CAPÍTULO CXIV EL DORADOR

114. El dorador

Penetrando cada vez más en el corazón del caladero japonés, el Pequod pronto se metió en el bullicio de la pesquería. A menudo, con tiempo templado, agradable, estaban atareados en las lanchas durante doce, quince, dieciocho y veinte horas, bogando constantemente, o navegando a vela, o remando con las palas tras las ballenas, o esperando calmadamente su emerger durante un interludio de sesenta o setenta minutos; aunque apenas sin recompensa alguna por sus esfuerzos.

En tales momentos, bajo un sol aplacado; a flote todo el día sobre lisas olas de lento ondear; sentado en la lancha, ligera como una canoa de abedul; y mezclándose de tan sociable manera con las propias suaves olas, que como gatos de chimenea ronronean contra la borda; éstos son los momentos de soñadora quietud, cuando observando la plácida belleza y refulgencia de la piel del océano, uno olvida el corazón de tigre que palpita bajo él; y preferiría no recordar que esta pata de terciopelo oculta una despiadada garra.

Éstos son los momentos en los que, en su lancha ballenera, el trotamundos siente mansamente hacia el mar una cierta emoción filial, confiada, terrena; que lo mira como a otra tierra florida; y el distante barco, que revela sólo las cofas de sus mástiles, parece avanzar con esfuerzo no a través de altas olas que voltean, sino a través de la alta hierba de una ondulante pradera: como cuando los caballos de los emigrantes hacia el Oeste sólo muestran sus orejas erguidas, mientras sus cuerpos ocultos extensamente vadean entre la prodigiosa vegetación.

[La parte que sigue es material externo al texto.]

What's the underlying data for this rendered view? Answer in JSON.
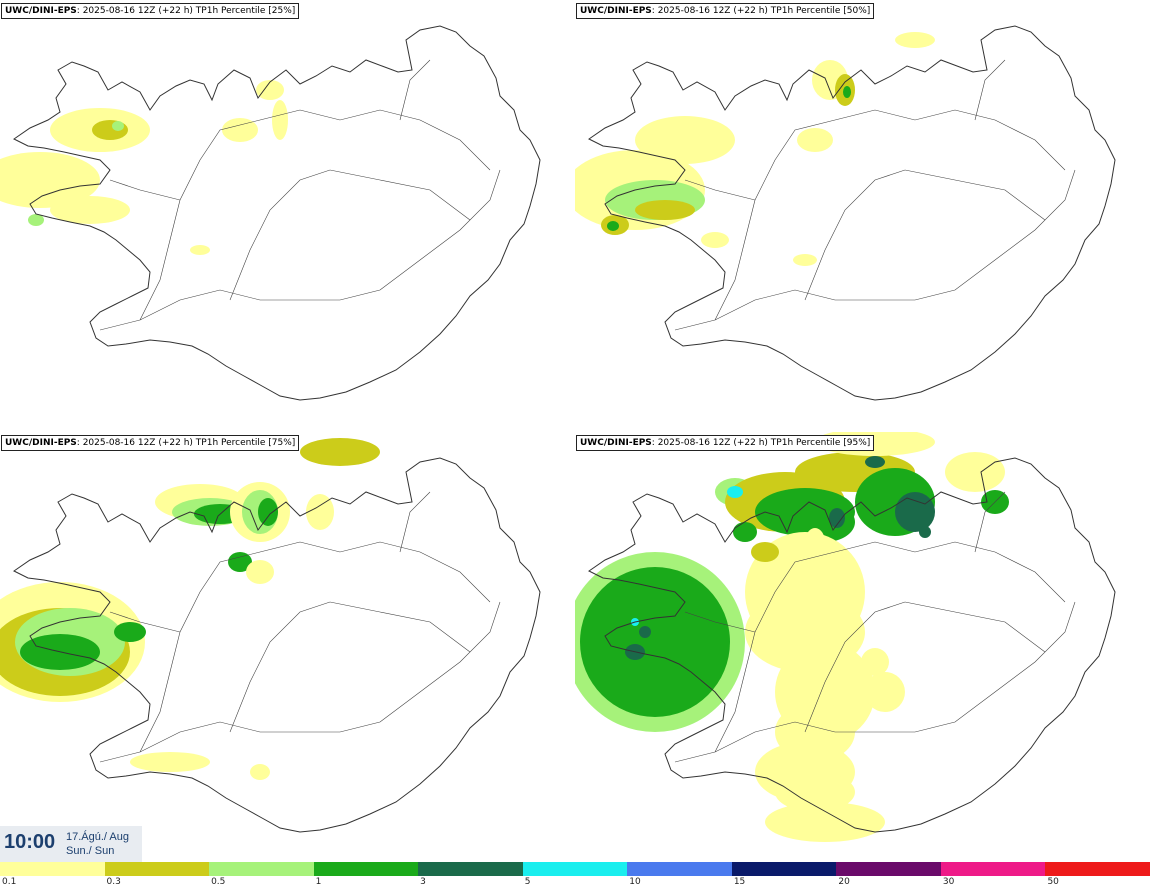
{
  "panels": [
    {
      "model": "UWC/DINI-EPS",
      "info": ": 2025-08-16 12Z (+22 h)",
      "product": "TP1h Percentile",
      "pct": "[25%]"
    },
    {
      "model": "UWC/DINI-EPS",
      "info": ": 2025-08-16 12Z (+22 h)",
      "product": "TP1h Percentile",
      "pct": "[50%]"
    },
    {
      "model": "UWC/DINI-EPS",
      "info": ": 2025-08-16 12Z (+22 h)",
      "product": "TP1h Percentile",
      "pct": "[75%]"
    },
    {
      "model": "UWC/DINI-EPS",
      "info": ": 2025-08-16 12Z (+22 h)",
      "product": "TP1h Percentile",
      "pct": "[95%]"
    }
  ],
  "valid_time": {
    "time": "10:00",
    "date_line1": "17.Ágú./ Aug",
    "date_line2": "Sun./ Sun"
  },
  "legend": {
    "colors": [
      "#ffff9a",
      "#cccc1a",
      "#a6f27a",
      "#1aaa1a",
      "#1a6a4a",
      "#1aeeee",
      "#4a7aee",
      "#0a1a6a",
      "#6a0a6a",
      "#ee1a88",
      "#ee1a1a"
    ],
    "ticks": [
      "0.1",
      "0.3",
      "0.5",
      "1",
      "3",
      "5",
      "10",
      "15",
      "20",
      "30",
      "50"
    ]
  },
  "colors": {
    "coast": "#333333",
    "roads": "#444444",
    "label_border": "#222222",
    "time_text": "#1c3f6e"
  }
}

Los largos valles vírgenes; las dulces faldas azules de montañas, mientras sobre éstos se extiende el silencio, el susurro; casi puedes jurar que niños agotados de jugar descansan dormidos en estas latitudes, en alguna alegre época de mayo, cuando se recogen las flores de los bosques. Y todo esto se mezcla con vuestro más místico estado de ánimo; de manera que hechos e imaginación, encontrándose a mitad de camino, se interpenetran, y forman un todo sin costuras.

Tampoco tales tranquilizantes escenas, por muy provisionales que fueran, dejaron de ejercer un efecto al menos temporal sobre Ajab. Mas aunque estas secretas llaves doradas parecieron abrir en él sus propios dorados secretos tesoros, su aliento sobre ellas, sin embargo, no resultó ser sino deslustrante.

—¡Oh, verdes claros!, oh, inacabables paisajes del alma, siempre vernales; en vos… aunque hace tiempo agostado por la mortal sequía de la vida terrena… en vos pueden aún los hombres revolcarse como jóvenes caballos en el trébol de la mañana nueva; y durante unos pocos pasajeros instantes sentir el fresco rocío de la inmortal vida en sí. Dios quisiera que esas benditas calmas duraran. Mas las hebras mezcladas y mezclantes de la vida están tejidas por trama y urdimbre; calmas cruzadas por tormentas, una tormenta por cada calma. En esta vida no se da un constante progreso irreversible; no avanzamos a través de gradaciones establecidas y nos detenemos en la última: a través del hechizo inconsciente de la infancia, de la fe irreflexiva de la niñez, de la duda (la común condena) de la adolescencia, luego escepticismo, luego descreimiento, descansando al final en el ponderado reposo del «si» condicional de la madurez. Y una vez transcurrido volvemos a trazar la ronda; y somos niños, muchachos, y hombres, y eternamente somos síes condicionales. ¿Dónde está el puerto final de donde ya no zarpamos más? ¿En qué embelesado éter navega el mundo, del que los más cansados nunca se cansarán? ¿Dónde está oculto el padre del expósito? Nuestras almas son como esos huérfanos cuyas madres solteras mueren al parirlos: el secreto de nuestra paternidad descansa en su tumba, y allí debemos ir para averiguarlo.

Y también, el mismo día, desde el costado de su lancha observando muy abajo en ese mismo mar dorado, Starbuck, en voz baja, murmuró…

—¡Fascinación insondable, como nunca un amante vio en los ojos de su joven novia!… No me habléis de vuestros tiburones de hileras de dientes, y de vuestros secuestradores modos caníbales. Que la fe desplace al hecho; que la ilusión desplace al recuerdo; yo miro muy profundo, y creo.

Y Stubb, como un pez, con escamas destelleantes, saltó en esa misma luz dorada…

—Yo soy Stubb, y Stubb tiene su historia; ¡pero aquí Stubb jura que siempre ha sido jovial!